DAVOS, Switzerland: 

The world’s second-largest reinsurer, Swiss Re, plans to double down on a small, new online insurance venture as its huge core business continues to be pinched by losses on natural disasters and what it calls unsustainably low premiums.Chief Executive Christian Mumenthaler told Reuters at the World Economic Forum in Davos, Switzerland on Friday that the company was “fired up” about the online venture, Life Capital, which hooks Swiss Re into the primary insurance market.

 

The Life Capital platform brings together Swiss Re, primary insurers and online retailers to sell life insurance and soon also general insurance to the large number of people who do not insure.
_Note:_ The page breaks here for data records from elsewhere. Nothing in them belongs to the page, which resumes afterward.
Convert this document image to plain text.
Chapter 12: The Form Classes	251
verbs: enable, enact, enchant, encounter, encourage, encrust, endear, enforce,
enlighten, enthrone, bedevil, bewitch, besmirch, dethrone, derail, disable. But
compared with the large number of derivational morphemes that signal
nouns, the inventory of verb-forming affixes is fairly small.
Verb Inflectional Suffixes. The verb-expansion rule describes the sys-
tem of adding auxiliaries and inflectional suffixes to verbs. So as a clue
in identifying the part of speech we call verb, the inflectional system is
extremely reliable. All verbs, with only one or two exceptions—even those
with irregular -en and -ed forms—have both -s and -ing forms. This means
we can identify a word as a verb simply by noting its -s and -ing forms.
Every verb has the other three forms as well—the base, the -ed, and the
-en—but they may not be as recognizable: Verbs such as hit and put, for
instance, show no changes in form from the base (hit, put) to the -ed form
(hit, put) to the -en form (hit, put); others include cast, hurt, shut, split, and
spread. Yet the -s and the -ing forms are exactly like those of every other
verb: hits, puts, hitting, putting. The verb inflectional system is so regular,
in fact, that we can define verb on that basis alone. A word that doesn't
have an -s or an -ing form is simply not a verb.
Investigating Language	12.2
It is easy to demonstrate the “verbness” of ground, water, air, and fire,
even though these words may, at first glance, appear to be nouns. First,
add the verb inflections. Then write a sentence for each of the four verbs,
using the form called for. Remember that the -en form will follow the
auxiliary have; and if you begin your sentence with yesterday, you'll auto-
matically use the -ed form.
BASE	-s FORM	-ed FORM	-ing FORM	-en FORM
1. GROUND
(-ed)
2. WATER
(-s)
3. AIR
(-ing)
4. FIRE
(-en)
Many households still do not fully insure their homes and cars despite a growing risk of fire, flood and hurricanes.

 

“We talk to a lot of companies about this model and we believe it could become a big part of who we are,” Mumenthaler said, adding that roughly half of the economic damage unleashed by catastrophes is typically uninsured.

 

The concept of an online business model lay behind a recent approach by Japanese tech giant SoftBank for a stake in Swiss Re, Mumenthaler said.

 

“There’s an interesting thought behind it that has intrigued us, continues to intrigue us and has actually fired us up.”

 

He said Swiss Re continued to explore non-equity tie-ups with online businesses and small or regional primary insurers to expand the Life Capital venture, but he did not elaborate if other big tech groups were among potential partners.

 

He portrayed Life Capital as a strategic long-term hedge, with no respite in sight for premiums in the core business.

 

A growing band of investors have been piling into the underwriting market, willing to insure risks like natural and man-made disasters despite climate change, as an alternative to volatile stock markets and low returns on cash.

 

“This is a sensitive area where the prices should go up but so far we have seen little movement after 2017,” Mumenthaler said, adding that the annual renewal season had seen little uptick despite last year’s devastating fires in California, Hurricane Florence in the Carolinas and typhoons in Asia.

 

“It means the whole value chain is under significant pressure…Costs have become much more important over the last years and for the foreseeable future, so there will be continual pressure on costs, and not just for Swiss Re.”

 

Swiss Re expects a pre-tax combined claims burden from natural and major man-made disasters of $2.9 billion for 2018. Industry-wide, it sees global insured losses of $81 billion, which would be the fourth highest on record.